The module enrollment problem we’ve been discussing requires input from staff, about which combinations of modules students should be able to take, and from students, about which modules each student wants to take. So far we only have a language for the input from staff. In reality the students would probably select modules from some sort of web interface, but for the implementer it would be much easier just to provide a language for their input as well. The simplest such language would have statements which are just lists of modules. The statement “Statistics Algebra”, for example, would have the interpretation “I want to take Statistics and Algebra and nothing else”.
If our language includes all such lists of modules then no parsing is really needed. The lexical analyser, which splits the input into tokens, i.e. module names, does all the work.
There’s another option though. At the point where students are entering their module selections the staff have already entered all the information about allowed combinations. We could define a language consisting of precisely those module lists which are allowed. The information collected from the staff implicitly gives this language a grammar and grammatically correct just means allowed by the module selection rules. Of course any change to those rules gives us a new language.
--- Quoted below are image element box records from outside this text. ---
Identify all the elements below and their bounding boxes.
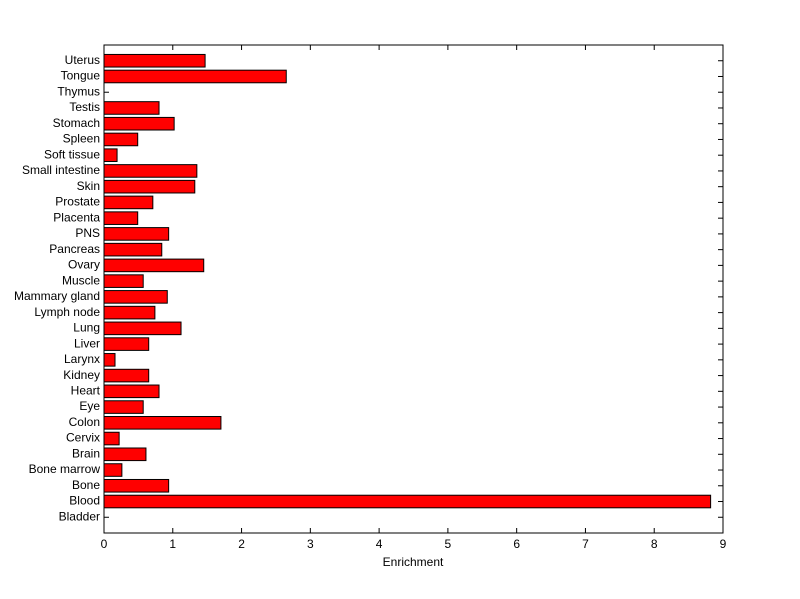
bar: [103, 478, 170, 493]
y-tick-label: Bone: [72, 478, 100, 492]
bar: [103, 53, 206, 68]
bar: [103, 164, 198, 178]
y-tick-label: Colon: [69, 415, 100, 429]
y-tick-label: Testis: [69, 100, 100, 114]
y-tick-label: Blood: [69, 494, 100, 508]
bar: [103, 447, 147, 462]
bar: [103, 337, 150, 351]
y-tick-label: Lung: [73, 321, 100, 335]
x-tick-label: 2: [238, 537, 245, 551]
y-tick-label: Lymph node: [34, 305, 100, 319]
bar: [103, 274, 144, 288]
bar: [103, 258, 205, 273]
plot-frame: [103, 44, 724, 534]
y-tick-label: Small intestine: [22, 163, 100, 177]
bar: [103, 195, 154, 210]
x-tick-label: 0: [101, 537, 108, 551]
x-tick-label: 7: [582, 537, 589, 551]
x-tick-label: 9: [720, 537, 727, 551]
bar: [103, 416, 222, 430]
bar: [103, 494, 712, 509]
x-tick-label: 5: [445, 537, 452, 551]
bar: [103, 368, 150, 383]
y-tick-label: Brain: [72, 446, 100, 460]
bar: [103, 69, 287, 84]
bar: [103, 305, 156, 320]
bar: [103, 179, 196, 194]
y-tick-label: PNS: [75, 226, 100, 240]
x-tick-label: 3: [307, 537, 314, 551]
bar: [103, 353, 116, 367]
y-tick-label: Uterus: [65, 53, 100, 67]
y-tick-label: Thymus: [57, 84, 100, 98]
y-tick-label: Bladder: [59, 509, 100, 523]
bar: [103, 463, 123, 477]
bar: [103, 384, 160, 399]
bar: [103, 101, 160, 115]
y-tick-label: Prostate: [55, 195, 100, 209]
y-tick-label: Stomach: [53, 116, 100, 130]
bar: [103, 227, 170, 241]
y-tick-label: Spleen: [63, 132, 100, 146]
y-tick-label: Mammary gland: [14, 289, 100, 303]
y-tick-label: Liver: [74, 336, 100, 350]
bar: [103, 400, 144, 414]
bar: [103, 242, 163, 257]
y-tick-label: Heart: [71, 383, 101, 397]
bar: [103, 290, 168, 304]
y-tick-label: Kidney: [63, 368, 100, 382]
y-tick-label: Placenta: [53, 210, 100, 224]
y-tick-label: Soft tissue: [44, 147, 100, 161]
y-tick-label: Larynx: [64, 352, 100, 366]
bar: [103, 211, 139, 225]
y-tick-label: Eye: [79, 399, 100, 413]
y-tick-label: Muscle: [62, 273, 100, 287]
bar: [103, 148, 118, 162]
y-tick-label: Ovary: [68, 258, 100, 272]
y-tick-label: Pancreas: [49, 242, 100, 256]
bar: [103, 431, 120, 446]
x-tick-label: 4: [376, 537, 383, 551]
y-tick-label: Skin: [77, 179, 100, 193]
bar: [103, 116, 175, 131]
x-tick-label: 8: [651, 537, 658, 551]
y-tick-label: Cervix: [66, 431, 100, 445]
x-tick-label: 1: [169, 537, 176, 551]
bar: [103, 132, 139, 147]
x-axis-label: Enrichment: [383, 555, 444, 569]
y-tick-label: Bone marrow: [29, 462, 101, 476]
y-tick-label: Tongue: [61, 69, 101, 83]
bar: [103, 321, 182, 336]
x-tick-label: 6: [513, 537, 520, 551]
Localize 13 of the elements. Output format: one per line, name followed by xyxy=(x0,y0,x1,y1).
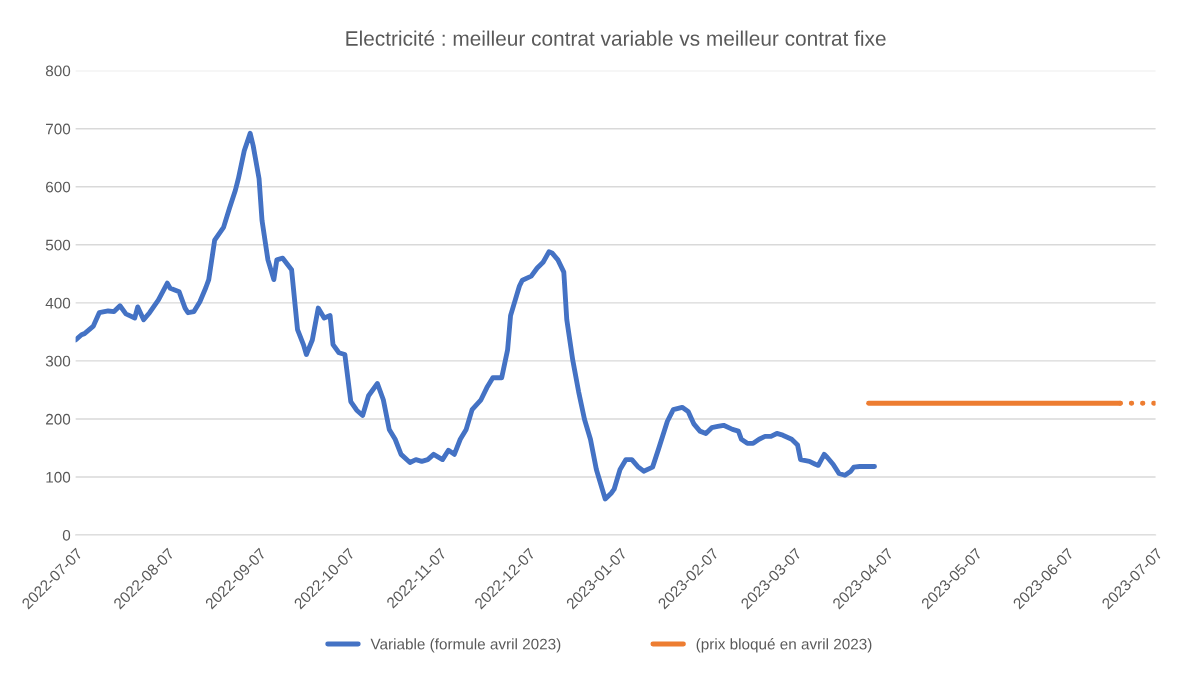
y-tick-label: 100 xyxy=(46,471,71,483)
y-tick-label: 300 xyxy=(45,355,71,367)
y-tick-label: 600 xyxy=(46,181,71,193)
line-series xyxy=(75,130,877,502)
y-tick-label: 400 xyxy=(45,297,71,309)
legend-label: Variable (formule avril 2023) xyxy=(370,638,561,653)
y-tick-label: 700 xyxy=(46,123,71,135)
y-tick-label: 500 xyxy=(45,239,71,251)
y-tick-label: 200 xyxy=(46,413,71,425)
legend-label: (prix bloqué en avril 2023) xyxy=(696,638,872,653)
y-tick-label: 800 xyxy=(45,65,71,77)
chart-title: Electricité : meilleur contrat variable vs meilleur contrat fixe xyxy=(346,30,886,46)
y-tick-label: 0 xyxy=(62,529,71,541)
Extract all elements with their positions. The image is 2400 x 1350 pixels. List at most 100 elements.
What sort of language is this? It turns out to be regular. It is possible to create a finite state automaton which recognises it. In fact the example of a finite state automaton I gave you earlier is essentially the one which enforces the rule “Probability ∧ Statistics ∨ Algebra ∧ Geometry”. I just shortened each of the module names to just their initial letter to avoid clutter in the diagram.
One way to construct a module enrollment system would be to use the following components:
A parser generator. There are parser generators freely available which efficiently generate efficient parsers so we don’t need to write anything.
A simple lexical analyser. It just needs to distinguish module names from the Boolean operators ∧, ∨ and ¬ so it’s easy to write. It’s helpful if it has an option to throw an error whenever it sees a Boolean operator. That way it can be used, with the option unset, for input from staff entering module selection rules and, with the option set, for input from students selecting modules.
A grammar for the module rule language, which is the same as the language of the propositional calculus, written in the language which the parser generator accepts as input. This is very easy to write since the grammar is very simple.
The parser generated from this grammar. This may be complicated, but it’s generated for you by the parser generator.
A procedure which converts parsed statements to a grammar for the language of module selections for which those statements are true. This is the hardest part and unfortunately is very hard to do efficiently. It’s possible to arrange that the grammar is a regular grammar.
The parser generated by the parser generator from that grammar. Again, this parser will probably be complicated but it’s generated for us by the parser generator. Since the grammar is regular it could generate a finite state machine parser, but might choose not to. The actual parsing isn’t really what’s needed, just the check that the module selection is grammatically correct.
I’m not saying you should construct a module enrollment system this way, merely noting that you can.